—«Malgré ses torts,» reprit l’architecte, «vous m’autoriserez, j’espère, monsieur, à me rendre à la gare d’Épiais-Rhus, car voici l’heure d’un des trains par où cet infortuné peut rentrer de Paris? Ils sont rares, ces trains. Le pays n’est desservi que par un petit chemin de fer à voie unique ...
—Mais alors,» s’écria le procureur, «nous allons savoir facilement s’il est arrivé ou parti quelqu’un de suspect.
—Sans doute, si l’on suppose que l’assassin ait eu l’imprudence de circuler par la voie ferrée.

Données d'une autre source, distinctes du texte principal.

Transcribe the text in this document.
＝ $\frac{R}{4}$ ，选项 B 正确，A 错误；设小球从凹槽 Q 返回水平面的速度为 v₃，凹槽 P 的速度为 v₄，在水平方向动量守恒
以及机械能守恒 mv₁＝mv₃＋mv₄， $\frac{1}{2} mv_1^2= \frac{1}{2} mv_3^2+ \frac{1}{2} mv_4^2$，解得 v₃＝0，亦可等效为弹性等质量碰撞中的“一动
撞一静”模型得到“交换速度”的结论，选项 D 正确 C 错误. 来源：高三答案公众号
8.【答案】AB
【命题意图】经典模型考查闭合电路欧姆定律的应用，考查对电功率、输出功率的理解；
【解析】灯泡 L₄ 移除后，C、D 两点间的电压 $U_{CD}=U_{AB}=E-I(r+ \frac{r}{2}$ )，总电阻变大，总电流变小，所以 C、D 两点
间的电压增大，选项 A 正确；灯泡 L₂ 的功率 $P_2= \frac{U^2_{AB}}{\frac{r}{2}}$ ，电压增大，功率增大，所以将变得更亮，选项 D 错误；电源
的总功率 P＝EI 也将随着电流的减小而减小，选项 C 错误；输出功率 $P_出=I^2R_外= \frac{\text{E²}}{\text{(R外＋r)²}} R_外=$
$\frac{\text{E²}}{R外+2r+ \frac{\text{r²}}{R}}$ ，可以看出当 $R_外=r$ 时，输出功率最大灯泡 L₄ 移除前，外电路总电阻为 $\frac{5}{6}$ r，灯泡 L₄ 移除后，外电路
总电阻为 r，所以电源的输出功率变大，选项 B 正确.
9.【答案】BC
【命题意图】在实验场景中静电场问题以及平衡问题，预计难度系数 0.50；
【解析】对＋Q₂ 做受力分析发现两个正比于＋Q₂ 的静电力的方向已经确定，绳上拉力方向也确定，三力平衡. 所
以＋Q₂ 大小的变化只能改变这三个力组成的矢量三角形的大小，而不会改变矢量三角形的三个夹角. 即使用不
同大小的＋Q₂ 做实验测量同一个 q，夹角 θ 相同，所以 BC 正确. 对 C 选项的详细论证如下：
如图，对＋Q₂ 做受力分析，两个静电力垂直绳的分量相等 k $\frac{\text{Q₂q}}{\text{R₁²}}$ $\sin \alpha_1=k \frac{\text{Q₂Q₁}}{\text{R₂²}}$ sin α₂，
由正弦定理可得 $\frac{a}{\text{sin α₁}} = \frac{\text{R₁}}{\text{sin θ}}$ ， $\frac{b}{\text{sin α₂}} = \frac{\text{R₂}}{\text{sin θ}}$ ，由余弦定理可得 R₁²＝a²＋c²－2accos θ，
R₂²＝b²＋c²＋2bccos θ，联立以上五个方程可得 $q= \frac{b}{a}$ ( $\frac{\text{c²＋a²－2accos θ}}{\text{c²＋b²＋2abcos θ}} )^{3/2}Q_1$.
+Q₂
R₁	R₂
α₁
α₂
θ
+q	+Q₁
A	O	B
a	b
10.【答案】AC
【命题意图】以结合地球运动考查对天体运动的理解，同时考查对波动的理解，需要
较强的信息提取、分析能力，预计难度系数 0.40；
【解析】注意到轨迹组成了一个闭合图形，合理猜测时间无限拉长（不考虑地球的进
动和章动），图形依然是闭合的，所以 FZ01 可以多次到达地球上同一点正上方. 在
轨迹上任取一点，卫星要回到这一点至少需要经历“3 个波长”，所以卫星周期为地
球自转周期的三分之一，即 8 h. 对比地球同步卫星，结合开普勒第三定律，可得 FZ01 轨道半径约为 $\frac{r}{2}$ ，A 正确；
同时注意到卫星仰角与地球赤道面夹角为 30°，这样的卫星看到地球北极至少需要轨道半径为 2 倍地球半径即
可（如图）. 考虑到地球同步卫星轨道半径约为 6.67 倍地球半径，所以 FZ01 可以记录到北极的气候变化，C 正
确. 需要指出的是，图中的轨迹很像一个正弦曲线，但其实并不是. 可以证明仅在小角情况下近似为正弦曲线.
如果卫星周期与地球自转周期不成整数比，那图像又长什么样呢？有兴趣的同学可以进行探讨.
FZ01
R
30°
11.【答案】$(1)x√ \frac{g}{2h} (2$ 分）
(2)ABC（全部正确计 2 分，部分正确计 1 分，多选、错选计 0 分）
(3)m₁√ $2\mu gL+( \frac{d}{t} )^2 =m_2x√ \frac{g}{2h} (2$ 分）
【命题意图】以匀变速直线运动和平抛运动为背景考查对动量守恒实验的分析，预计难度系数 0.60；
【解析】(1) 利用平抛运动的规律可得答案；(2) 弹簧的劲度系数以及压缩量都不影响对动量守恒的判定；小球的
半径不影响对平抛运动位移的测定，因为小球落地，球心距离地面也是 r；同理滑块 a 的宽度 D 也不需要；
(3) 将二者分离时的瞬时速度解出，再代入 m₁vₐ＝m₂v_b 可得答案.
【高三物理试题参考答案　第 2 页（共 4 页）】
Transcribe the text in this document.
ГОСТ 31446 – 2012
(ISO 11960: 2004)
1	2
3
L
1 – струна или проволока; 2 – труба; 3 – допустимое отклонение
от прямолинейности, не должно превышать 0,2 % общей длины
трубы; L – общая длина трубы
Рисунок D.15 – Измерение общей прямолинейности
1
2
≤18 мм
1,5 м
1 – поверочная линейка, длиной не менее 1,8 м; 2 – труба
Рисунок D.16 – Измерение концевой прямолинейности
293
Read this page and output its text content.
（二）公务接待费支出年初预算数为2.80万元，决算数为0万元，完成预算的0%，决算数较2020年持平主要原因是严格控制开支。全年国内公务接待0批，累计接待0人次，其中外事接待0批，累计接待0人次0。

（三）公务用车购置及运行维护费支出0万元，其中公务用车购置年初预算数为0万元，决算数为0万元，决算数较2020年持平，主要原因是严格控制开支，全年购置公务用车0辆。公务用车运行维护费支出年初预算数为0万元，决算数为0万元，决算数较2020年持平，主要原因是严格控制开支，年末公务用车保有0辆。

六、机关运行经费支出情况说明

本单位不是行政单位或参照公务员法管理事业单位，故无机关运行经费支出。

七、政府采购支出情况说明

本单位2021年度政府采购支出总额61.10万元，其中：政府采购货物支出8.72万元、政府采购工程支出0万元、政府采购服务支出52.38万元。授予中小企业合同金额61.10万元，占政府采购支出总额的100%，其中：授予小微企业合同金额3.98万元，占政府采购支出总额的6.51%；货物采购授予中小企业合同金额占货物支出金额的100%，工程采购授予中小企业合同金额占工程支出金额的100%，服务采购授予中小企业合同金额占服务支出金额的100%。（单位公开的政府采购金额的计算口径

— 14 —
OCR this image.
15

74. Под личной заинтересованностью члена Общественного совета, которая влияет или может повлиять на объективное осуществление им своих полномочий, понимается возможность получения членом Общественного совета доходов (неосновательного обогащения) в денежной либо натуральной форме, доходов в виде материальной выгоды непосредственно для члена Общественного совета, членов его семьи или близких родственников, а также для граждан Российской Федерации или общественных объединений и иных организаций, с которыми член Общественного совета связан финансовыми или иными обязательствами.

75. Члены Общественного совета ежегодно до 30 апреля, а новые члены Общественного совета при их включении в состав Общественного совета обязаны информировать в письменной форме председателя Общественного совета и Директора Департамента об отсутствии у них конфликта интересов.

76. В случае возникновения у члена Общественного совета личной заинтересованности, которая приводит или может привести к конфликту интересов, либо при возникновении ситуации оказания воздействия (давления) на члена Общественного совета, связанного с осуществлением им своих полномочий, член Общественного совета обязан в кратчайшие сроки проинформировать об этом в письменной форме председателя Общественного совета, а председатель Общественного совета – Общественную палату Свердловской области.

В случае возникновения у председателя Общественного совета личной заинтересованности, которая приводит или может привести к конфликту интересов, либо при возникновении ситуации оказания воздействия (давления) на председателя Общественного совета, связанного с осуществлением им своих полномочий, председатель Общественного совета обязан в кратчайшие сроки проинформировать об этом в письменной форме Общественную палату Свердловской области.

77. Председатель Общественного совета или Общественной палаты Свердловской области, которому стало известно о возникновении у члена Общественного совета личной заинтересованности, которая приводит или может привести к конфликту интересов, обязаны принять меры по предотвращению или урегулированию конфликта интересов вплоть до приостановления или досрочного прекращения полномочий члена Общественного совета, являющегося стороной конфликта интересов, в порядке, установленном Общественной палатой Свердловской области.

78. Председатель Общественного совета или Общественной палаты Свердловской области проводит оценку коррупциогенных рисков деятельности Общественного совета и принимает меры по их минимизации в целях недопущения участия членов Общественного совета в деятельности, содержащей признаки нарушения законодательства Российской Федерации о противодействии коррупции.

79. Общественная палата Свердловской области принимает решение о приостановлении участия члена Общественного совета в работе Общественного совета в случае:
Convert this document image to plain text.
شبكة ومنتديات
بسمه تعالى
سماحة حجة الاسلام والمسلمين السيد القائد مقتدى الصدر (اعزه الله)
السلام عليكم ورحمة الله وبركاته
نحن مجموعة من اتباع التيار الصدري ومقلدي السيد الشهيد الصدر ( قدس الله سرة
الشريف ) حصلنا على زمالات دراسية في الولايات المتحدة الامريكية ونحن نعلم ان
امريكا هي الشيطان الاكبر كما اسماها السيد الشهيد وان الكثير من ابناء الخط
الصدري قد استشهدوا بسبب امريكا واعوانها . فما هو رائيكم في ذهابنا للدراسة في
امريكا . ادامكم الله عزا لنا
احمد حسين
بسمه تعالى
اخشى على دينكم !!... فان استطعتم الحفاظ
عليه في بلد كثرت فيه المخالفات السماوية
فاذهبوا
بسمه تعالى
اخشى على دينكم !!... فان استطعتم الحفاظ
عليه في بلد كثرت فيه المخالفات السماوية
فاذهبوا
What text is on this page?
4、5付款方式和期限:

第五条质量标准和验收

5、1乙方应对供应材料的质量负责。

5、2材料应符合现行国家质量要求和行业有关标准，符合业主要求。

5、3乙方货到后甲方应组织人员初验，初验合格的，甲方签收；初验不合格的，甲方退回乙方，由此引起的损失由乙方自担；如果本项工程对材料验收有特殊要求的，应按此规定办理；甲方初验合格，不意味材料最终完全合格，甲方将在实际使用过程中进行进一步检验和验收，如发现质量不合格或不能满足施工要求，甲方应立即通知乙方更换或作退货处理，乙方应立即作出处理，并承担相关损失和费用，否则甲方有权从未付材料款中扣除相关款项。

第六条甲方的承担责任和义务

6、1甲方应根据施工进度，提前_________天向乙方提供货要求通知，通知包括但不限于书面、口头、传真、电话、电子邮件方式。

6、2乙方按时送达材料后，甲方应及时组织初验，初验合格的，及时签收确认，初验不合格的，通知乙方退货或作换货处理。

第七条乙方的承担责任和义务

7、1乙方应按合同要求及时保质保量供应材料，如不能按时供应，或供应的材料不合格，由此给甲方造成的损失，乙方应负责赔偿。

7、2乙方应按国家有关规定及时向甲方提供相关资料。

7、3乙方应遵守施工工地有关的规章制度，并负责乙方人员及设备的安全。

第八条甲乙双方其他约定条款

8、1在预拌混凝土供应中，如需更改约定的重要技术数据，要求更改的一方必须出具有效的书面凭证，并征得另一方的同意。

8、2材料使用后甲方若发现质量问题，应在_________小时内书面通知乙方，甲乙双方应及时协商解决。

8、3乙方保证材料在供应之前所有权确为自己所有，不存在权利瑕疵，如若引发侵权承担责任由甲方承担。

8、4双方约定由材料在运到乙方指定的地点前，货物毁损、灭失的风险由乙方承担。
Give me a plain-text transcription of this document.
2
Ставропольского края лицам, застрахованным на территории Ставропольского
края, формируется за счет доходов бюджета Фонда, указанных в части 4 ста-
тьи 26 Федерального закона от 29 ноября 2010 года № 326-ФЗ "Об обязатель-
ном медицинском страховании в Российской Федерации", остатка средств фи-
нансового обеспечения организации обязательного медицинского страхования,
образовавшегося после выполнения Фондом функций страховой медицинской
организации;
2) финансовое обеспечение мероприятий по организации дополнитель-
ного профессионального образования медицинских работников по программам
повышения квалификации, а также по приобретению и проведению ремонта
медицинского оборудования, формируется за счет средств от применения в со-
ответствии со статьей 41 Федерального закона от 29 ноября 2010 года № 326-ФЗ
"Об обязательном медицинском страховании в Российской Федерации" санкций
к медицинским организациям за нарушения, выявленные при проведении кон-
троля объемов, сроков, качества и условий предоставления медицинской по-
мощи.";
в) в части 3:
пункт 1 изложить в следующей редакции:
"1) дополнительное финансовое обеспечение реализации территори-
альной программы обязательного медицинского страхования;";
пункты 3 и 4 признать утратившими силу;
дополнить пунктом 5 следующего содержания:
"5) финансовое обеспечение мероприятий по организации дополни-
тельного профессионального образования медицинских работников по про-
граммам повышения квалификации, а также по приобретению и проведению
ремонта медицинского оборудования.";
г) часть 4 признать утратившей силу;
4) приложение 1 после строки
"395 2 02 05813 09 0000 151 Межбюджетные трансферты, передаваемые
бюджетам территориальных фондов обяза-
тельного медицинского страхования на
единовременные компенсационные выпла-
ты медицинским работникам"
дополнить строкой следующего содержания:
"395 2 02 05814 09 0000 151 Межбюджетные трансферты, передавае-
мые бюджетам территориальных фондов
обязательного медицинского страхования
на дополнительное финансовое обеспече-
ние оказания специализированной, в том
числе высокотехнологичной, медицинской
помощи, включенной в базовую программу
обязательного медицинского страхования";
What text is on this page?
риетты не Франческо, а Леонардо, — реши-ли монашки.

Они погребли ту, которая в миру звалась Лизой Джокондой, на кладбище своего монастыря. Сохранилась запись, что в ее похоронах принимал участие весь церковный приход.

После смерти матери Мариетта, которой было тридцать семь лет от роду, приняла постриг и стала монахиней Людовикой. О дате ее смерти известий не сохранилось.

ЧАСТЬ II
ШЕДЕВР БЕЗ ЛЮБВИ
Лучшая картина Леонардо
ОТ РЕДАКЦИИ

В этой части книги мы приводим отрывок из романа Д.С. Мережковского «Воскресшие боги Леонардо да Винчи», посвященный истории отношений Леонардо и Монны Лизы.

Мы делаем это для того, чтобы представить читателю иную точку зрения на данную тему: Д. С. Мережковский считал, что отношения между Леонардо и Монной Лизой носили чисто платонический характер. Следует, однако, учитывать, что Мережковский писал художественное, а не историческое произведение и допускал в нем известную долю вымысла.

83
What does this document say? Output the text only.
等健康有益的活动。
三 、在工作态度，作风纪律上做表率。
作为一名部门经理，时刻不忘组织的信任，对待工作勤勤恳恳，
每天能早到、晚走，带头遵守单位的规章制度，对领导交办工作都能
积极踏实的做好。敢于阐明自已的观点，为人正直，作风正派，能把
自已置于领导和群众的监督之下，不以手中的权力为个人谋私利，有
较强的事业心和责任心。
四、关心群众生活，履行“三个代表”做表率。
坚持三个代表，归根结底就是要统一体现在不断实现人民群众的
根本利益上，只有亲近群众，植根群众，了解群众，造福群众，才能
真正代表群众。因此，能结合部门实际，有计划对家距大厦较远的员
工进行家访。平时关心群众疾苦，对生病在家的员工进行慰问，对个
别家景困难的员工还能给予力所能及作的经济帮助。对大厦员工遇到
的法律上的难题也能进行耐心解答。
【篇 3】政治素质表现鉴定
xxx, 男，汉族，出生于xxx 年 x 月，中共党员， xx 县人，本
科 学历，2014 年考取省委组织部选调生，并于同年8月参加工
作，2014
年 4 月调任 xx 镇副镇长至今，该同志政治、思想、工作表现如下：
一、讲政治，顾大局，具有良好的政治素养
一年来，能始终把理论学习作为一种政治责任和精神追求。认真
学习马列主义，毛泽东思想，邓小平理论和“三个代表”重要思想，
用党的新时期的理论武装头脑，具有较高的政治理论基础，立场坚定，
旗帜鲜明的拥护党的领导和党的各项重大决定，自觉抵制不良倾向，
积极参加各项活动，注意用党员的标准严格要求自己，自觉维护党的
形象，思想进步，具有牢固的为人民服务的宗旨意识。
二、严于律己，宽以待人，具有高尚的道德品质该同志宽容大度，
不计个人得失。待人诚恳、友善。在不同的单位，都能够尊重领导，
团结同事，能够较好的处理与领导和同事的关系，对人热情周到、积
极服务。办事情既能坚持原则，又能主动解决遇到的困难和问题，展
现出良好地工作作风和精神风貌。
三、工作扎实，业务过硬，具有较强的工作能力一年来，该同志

A cette saison, et aux heures possibles pour sa fuite, il n’y a certainement pas dix voyageurs sur notre ligne avant Nesles-la-Vallée.
—Je vais avec vous à la station,» déclara le magistrat.
Il se fit accompagner par son greffier, laissant le commissaire de police perquisitionner chez Garuche.
L’auto du Parquet mit aussitôt les trois hommes devant la petite gare.
Les employés de la Compagnie et leur chef s’empressèrent. Leurs fonctions les retenant loin du drame, ils exultèrent quand le drame vint à eux.
Mais leurs éclaircissements furent sommaires.
D’après leurs affirmations unanimes, pas un être humain n’était descendu du train, à Epiais-Rhus, depuis l’arrivée des deux frères Fontès avec Mme Barbery, et pas un n’y était monté depuis que M. Jacques était reparti à dix heures du soir.